A resolution urging Cal Poly to kick Chick-fil-A off campus passed with overwhelming support at the Academic Senate meeting on May 7, but Cal Poly has no plans to remove the fast-food chain.
Academic Senate Vice Chair Thomas Gutierrez argued the franchise’s donations to anti-LGBTQ groups does not align with Cal Poly’s values. The Chick-fil-A Foundation donated more than $1.8 million to groups with a history of anti-LGBTQ discrimination in 2017, according to ThinkProgress.
Gutierrez said Cal Poly already filters their vendors based on their values and that there is no reason Chick-fil-A should be an exception.
“We don’t sell pornography in the bookstore and we don’t have a Hooters on campus — we already pre-select those kind of things based on our existing values,” Gutierrez said. “This is a similar thing. The difference is we’re actually profiting from this. So our money, every dollar a student is spending at Chick-fil-A, is going to these causes that are in violation of our values.”
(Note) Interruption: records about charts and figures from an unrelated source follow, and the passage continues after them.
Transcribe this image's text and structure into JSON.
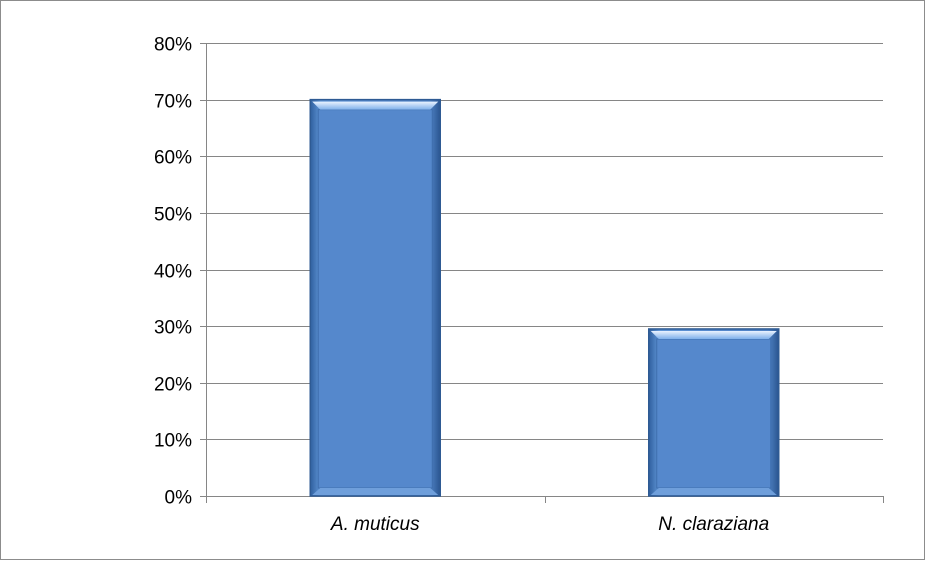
{
  "chart_data": {
    "type": "bar",
    "categories": [
      "A. muticus",
      "N. claraziana"
    ],
    "values": [
      70,
      29.5
    ],
    "value_format": "percent",
    "ylim": [
      0,
      80
    ],
    "yticks": [
      0,
      10,
      20,
      30,
      40,
      50,
      60,
      70,
      80
    ],
    "ytick_labels": [
      "0%",
      "10%",
      "20%",
      "30%",
      "40%",
      "50%",
      "60%",
      "70%",
      "80%"
    ],
    "grid": true,
    "legend": "none",
    "title": "",
    "xlabel": "",
    "ylabel": "",
    "colors": {
      "bar_fill": "#5588cc",
      "bar_edge": "#2e5a93",
      "bar_highlight": "#cfe3ff",
      "gridline": "#868686",
      "axis": "#868686"
    }
  }
}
During the discussion, concerns were raised about the legal ramifications of canceling the franchise contract with the Georgia-based fast-food chain. Gutierrez said it would probably be expensive and most likely not a good use of resources to cancel the contract, but he also said he believes there is a possibility to find creative solutions when the time comes.
A five-year contract was signed in 2018 to continue the franchise agreement.
Gutierrez said the main point of the resolution is acknowledging there is a problem.
While there was some opposition in the room about the complications of removing Chick-fil-A, most members said a franchise that supports anti-LGBTQ values does not belong on Cal Poly’s campus.
In response, University Spokesperson Matt Lazier said while Cal Poly disagrees with the values Chick-fil-A CEO Dan Cathy has chosen to make donations to, they have no plans to sever ties with the organization.
“It is the right of each campus member to make their own decisions about supporting – or not supporting – a given business at Cal Poly,” Lazier wrote in an email to Mustang News.
“It is the right of each campus member to make their own decisions about supporting – or not supporting – a given business at Cal Poly”
According to Lazier, ending Cal Poly’s relationship with Chick-fil-A because the administration disagrees with the religious or political beliefs of the franchise would be its own form of censorship and intolerance.
Moving forward, the Academic Senate will urge both the Cal Poly administration and Cal Poly Corporation to “sever ties with Chick-fil-A and terminate the contract with the on-campus franchise” and to “be mindful of the practices and donation patterns of its business partners and that said partners are held to the same high diversity and inclusion standards of as the rest of the campus community,” the resolution read.
Cal Poly is the only California State University with a Chick-fil-A on campus. The Cal Poly Chick-fil-A is the only location in San Luis Obispo County and was recognized for hitting $2 million in sales in 2018, according to Cal Poly Corporation Communications Specialist Aaron Lambert.
Cal Poly Lead Coordinator of LGBTQ Initiatives Samuel Byrd said this is just one example of moral conflicts in the world.
“I think this is a conversation that had been going on for many years,” Byrd said. “And issues like these are seen in more places outside of this campus as well.”